Thursday, February 01, 2007
Commentary On The Psalms, George Horne, (reprinted by Old Paths Publications, $18.00, available from Reformation Heritage Books, Grand Rapids USA, www.heritagebooks.org)
Horne's Commentary on the Psalms is a devotional classic. Spurgeon wrote: "He is among the best of our English writers on this part of Scripture and certainly one of the most popular." It is a commentary intended to be of devotional value to every Christian not a learned and technical Horne believes that the Psalms are "an epitome of the Bible, adapted to the purposes of devotion". The Psalms contain that which is found elsewhere in Scripture in terms of doctrine, history, duty and prophecy but express them in the spirit of devotion. Horne's commentary explains the Psalms in "their literal or historical sense, as they relate to King David, and the people of Israel" but also spiritually in "their application to the Messiah, to the Church, and to individuals as members thereof." In his own refreshingly meditative approach, Horne finds Christ in most of the Psalms. Not limiting himself to those cited in the New Testament alone, he follows the principles underlying the apostolic interpretation of the Psalms. His approach follows from the best insights of Chrysostom and Augustine on this portion of Scripture.
Many in our own day do not recognise the sufficiency and entire relevance of the Psalms. Nothing could be better suited for the purposes of devotion. Horne notes that the "Psalms when thus applied, have advantages, which no fresh compositions, however finely executed, can possibly have...they point out the connexion between the old and new dispensations, thereby teaching us to admire and adore the wisdom of God displayed in both, and furnishing us while we read or sing them, an inexhaustible variety of the noblest matter that can engage the contemplations of man." This is a commentary designed to help the individual Christian to sing with the spirit and the understanding.

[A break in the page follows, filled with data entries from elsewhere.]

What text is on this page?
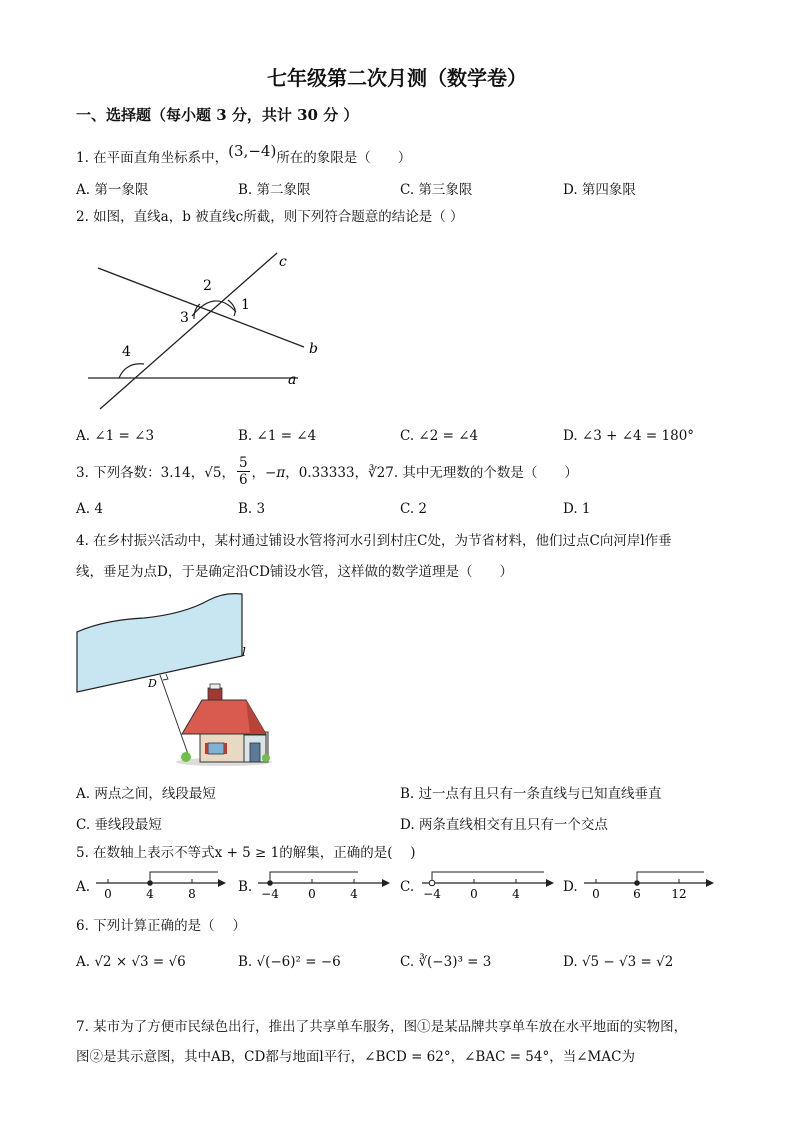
七年级第二次月测（数学卷）
一、选择题（每小题 3 分，共计 30 分 ）
1. 在平面直角坐标系中，(3,−4)所在的象限是（　　）
A. 第一象限	B. 第二象限	C. 第三象限	D. 第四象限
2. 如图，直线a，b 被直线c所截，则下列符合题意的结论是（ ）
c
b
a
1
2
3
4
A. ∠1 = ∠3	B. ∠1 = ∠4	C. ∠2 = ∠4	D. ∠3 + ∠4 = 180°
3. 下列各数：3.14，√5， $\frac{5}{6}$ ，−π，0.33333，∛27. 其中无理数的个数是（　　）
A. 4	B. 3	C. 2	D. 1
4. 在乡村振兴活动中，某村通过铺设水管将河水引到村庄C处，为节省材料，他们过点C向河岸l作垂
线，垂足为点D，于是确定沿CD铺设水管，这样做的数学道理是（　　）
l
D
A. 两点之间，线段最短	B. 过一点有且只有一条直线与已知直线垂直
C. 垂线段最短	D. 两条直线相交有且只有一个交点
5. 在数轴上表示不等式x + 5 ≥ 1的解集，正确的是(　 )
A. 0	4	8	B. −4 0	4	C. −4 0	4	D. 0	6	12
6. 下列计算正确的是（　 ）
A. √2 × √3 = √6	B. √(−6)² = −6	C. ∛(−3)³ = 3	D. √5 − √3 = √2
7. 某市为了方便市民绿色出行，推出了共享单车服务，图①是某品牌共享单车放在水平地面的实物图，
图②是其示意图，其中AB，CD都与地面l平行，∠BCD = 62°，∠BAC = 54°，当∠MAC为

Horne (1730-1792), was a noted evangelical preacher who was Vice-Chancellor of Oxford University, Dean of Canterbury, and Bishop of Norwich. While his Anglican allegiance appears in various interpretations and expressions it is not over intrusive in the commentary which he published commentary in 1771. He comments on the pleasure that he had in meditating on the Book of Psalms in putting together the Commentary. "Happier hours than those which have been spent on these meditations on the Songs of Sion, he never expects to see in this world". It was written for those "who will exercise their faculties in discerning and contemplating the mysteries of the kingdom of heaven, and who are going on to perfection: to increase their faith, and inflame their charity: to delight them in prosperity, to comfort them in adversity, to edify them at all times". And truly if we use and apply the Psalms aright they will be blessed to us in this way.